While Kenney was unpopular across the board, his biggest critics inside his party come from the unruly political-right – and they are mostly unhappy with how he handled the response to the COVID-19 pandemic. Kenney called them “lunatics.”

Former Wildrose leaders Brian Jean and Danielle Smith and exiled UCP MLA Drew Barnes probably fall pretty neatly into this column. 

They both want the job. 

Then there’s the Kenney loyalists.

Doug Schweitzer endorsed Kenney last week. He’s expected to run.

Jason Nixon is Kenney’s chief lieutenant. He’s said to be eying the job.

Travis Toews is also in Kenney’s inner circle. He’s said to have supporters who have been quietly preparing a run for months.

And then there’s Members of Parliament Shannon Stubbs and Michelle Rempel Garner. They haven’t said they’d run, but their names get mentioned when you talk to UCP supporters.

There will be others.

Kenney didn’t specifically say he wouldn’t try to reclaim his job in a leadership race. But even if his political career isn’t over, it seems unlikely right now that he’d try to reclaim the UCP leadership.

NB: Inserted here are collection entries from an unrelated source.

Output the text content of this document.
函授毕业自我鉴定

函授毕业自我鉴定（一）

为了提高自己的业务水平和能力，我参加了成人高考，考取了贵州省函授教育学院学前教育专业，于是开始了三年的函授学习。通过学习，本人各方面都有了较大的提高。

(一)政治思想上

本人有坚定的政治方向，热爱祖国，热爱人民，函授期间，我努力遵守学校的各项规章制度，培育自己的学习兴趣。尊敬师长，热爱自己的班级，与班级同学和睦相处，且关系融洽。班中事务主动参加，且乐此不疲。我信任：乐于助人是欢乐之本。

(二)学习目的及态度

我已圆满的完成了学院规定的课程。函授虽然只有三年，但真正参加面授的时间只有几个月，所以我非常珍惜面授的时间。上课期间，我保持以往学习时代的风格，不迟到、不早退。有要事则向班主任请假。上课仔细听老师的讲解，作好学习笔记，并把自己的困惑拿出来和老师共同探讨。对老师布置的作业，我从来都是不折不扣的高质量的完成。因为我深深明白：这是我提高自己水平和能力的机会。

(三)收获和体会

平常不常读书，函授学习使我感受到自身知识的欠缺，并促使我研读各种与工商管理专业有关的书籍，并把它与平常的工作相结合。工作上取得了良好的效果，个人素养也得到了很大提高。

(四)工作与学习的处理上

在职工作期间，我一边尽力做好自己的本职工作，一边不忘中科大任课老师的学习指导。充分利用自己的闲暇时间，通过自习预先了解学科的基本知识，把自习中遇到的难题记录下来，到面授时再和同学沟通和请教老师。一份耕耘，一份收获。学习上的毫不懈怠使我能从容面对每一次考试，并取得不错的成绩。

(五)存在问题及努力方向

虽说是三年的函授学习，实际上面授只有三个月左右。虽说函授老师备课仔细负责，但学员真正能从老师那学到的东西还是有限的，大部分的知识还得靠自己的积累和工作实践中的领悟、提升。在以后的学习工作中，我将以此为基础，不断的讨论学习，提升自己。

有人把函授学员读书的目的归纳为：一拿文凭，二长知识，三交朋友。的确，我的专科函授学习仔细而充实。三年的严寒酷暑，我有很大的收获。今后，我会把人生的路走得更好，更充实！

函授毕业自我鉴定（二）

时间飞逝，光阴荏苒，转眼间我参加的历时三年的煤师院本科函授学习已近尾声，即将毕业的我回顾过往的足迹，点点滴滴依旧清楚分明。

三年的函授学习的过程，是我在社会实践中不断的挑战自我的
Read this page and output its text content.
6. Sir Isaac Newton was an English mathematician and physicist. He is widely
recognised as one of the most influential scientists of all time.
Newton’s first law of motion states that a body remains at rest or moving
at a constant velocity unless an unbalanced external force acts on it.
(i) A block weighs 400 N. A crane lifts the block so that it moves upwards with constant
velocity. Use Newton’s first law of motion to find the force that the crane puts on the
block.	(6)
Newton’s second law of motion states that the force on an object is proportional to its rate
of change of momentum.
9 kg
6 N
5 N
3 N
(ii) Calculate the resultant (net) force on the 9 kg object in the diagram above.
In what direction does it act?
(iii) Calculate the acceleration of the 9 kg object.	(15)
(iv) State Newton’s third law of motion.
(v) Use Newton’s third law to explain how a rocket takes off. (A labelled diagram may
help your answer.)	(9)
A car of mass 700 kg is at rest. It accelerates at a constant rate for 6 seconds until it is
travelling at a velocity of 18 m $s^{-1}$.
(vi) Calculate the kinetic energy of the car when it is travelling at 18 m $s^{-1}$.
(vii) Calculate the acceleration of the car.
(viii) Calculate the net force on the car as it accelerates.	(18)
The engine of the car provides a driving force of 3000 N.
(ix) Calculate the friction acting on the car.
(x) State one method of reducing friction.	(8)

It’s an unceremonious result for the popular former federal cabinet minister and darling of movement conservatives who jumped into provincial politics six years ago to build a new conservative party.

It is a big change from three years ago, when Kenney led the newly minted UCP to defeat Rachel Notley’s NDP and win a big majority government.

On that election night he looked unstoppable.

Long gone are the days when anyone in Alberta politics is unstoppable.